BATON ROUGE, La. (WAFB) - The National Hurricane Center is still forecasting the Gulf system to become Claudette before making landfall tonight along the Louisiana coast. However, the system remains poorly organized and lopsided into Friday afternoon, resulting in slower-than-anticipated intensification.
The forecast track has also continued to be nudged eastward and that means a continued reduction in threats for most WAFB neighborhoods. In addition, the steady forward speed that has developed should get the core of the system out of our area relatively quickly on Saturday, reducing the time window for significant impacts.
At 10 p.m., the NHC reported Potential Tropical Cyclone 3 was located at 28.9 North, 90.0 West, or about 60 miles south-southeast of Morgan City, La. The maximum sustained winds were 45 mph and it was moving north at 13 mph.

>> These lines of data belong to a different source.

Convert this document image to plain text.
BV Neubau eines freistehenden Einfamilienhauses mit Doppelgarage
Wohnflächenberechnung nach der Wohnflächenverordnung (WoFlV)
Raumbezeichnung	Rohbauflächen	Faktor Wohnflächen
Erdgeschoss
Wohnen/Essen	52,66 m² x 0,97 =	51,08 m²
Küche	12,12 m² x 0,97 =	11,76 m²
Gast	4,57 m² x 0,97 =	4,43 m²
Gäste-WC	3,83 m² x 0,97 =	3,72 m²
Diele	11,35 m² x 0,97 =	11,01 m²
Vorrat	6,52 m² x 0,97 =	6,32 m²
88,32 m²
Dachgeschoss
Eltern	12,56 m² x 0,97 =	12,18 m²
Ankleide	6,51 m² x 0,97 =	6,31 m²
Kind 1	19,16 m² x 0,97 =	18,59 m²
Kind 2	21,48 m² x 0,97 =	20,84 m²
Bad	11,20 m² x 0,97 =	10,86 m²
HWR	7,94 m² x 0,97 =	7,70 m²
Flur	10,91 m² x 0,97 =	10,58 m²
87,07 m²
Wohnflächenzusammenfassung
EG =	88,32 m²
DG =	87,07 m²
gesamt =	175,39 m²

Occasional tropical-storm-force wind gusts cannot be ruled out between Friday night and Saturday mid-day but sustained tropical-storm-force winds are likely to be confined to the coastal and southeasternmost parishes. And with the eastward shift in the track, if not all, of the WAFB region can expect rain totals of 3″ inches or less. That said, we will need to closely watch rainband activity: those bands will be capable of producing localized heavy downpours, localized damaging thunderstorm wind gusts, and even an isolated tropical tornado or two, especially for areas south and east of metro Baton Rouge.
In the end, the overall impacts for the WAFB region will be substantially less than what the Storm Team had feared just two or three days ago. While the main severe weather threats should end by or before Saturday afternoon, rains will linger into Saturday evening, Saturday night, and into Father’s Day Sunday.